Vierde zondag door het jaar: psalm 146

In de antwoordpsalm wordt een keuze gemaakt uit de verzen van psalm 146. Het betreft vooral die verzen (7-9) waarin een opsomming wordt gegeven van een 9-tal personen die de bijzondere aandacht hebben van de Heer: verdrukten,  hongerigen, gevangenen, blinden, gebrokenen, rechtvaardigen, ontheemden,

wezen en weduwen. Dan worden nog de zondaars genoemd, maar die laat de Heer op dwaalwegen gaan. De tekst van de antwoordpsalm opent en sluit met een lofprijzing op de altijd aanwezige Heer.
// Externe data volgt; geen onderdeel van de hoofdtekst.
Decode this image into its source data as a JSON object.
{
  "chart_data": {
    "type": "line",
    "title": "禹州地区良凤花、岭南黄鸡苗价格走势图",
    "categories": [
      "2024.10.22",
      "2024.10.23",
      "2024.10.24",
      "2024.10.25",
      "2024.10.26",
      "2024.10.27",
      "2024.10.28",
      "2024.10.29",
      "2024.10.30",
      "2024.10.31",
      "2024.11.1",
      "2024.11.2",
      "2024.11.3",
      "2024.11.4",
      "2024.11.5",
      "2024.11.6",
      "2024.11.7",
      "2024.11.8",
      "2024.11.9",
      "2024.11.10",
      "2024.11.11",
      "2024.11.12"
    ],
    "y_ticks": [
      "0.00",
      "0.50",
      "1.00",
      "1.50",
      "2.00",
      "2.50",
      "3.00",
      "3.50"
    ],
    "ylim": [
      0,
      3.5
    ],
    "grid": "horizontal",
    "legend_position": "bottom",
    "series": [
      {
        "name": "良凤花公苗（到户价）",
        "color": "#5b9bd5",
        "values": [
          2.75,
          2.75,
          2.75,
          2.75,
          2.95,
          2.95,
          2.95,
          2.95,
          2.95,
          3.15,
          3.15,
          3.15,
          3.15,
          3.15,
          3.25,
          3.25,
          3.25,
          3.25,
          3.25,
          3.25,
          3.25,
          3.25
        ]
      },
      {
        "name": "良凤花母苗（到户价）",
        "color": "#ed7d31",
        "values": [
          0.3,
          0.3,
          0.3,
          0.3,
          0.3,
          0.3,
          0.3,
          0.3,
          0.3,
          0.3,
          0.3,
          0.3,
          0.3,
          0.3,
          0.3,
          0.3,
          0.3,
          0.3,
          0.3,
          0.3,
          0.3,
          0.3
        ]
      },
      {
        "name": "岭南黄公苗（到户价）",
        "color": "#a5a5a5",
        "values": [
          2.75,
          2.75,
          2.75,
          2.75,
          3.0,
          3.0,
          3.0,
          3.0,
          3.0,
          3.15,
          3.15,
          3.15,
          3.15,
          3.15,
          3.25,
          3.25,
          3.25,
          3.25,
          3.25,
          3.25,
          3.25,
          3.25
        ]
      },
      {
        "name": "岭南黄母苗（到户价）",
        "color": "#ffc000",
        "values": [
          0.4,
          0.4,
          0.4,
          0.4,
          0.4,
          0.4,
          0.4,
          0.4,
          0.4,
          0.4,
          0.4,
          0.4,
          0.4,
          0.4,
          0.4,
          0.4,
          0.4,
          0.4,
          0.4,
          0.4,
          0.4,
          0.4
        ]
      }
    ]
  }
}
Met de antwoordpsalm reageren we op de eerste lezing die genomen is uit de profeet Sefanja en waarbij eveneens met een zekere vrijheid is omgesprongen met de eigenlijke bijbeltekst. Gekozen is voor de combinatie van 2,3 (een oproep de Heer te zoeken en zijn wegen te bewandelen) en 3,12-13, waarin de profeet, in het vooruitzicht van een naderende catastrofale ontwikkeling – de babylonische ballingschap – nog slechts het voortbestaan van heilige rest voor mogelijk houdt, een rest van mensen die geen onrecht meer doen.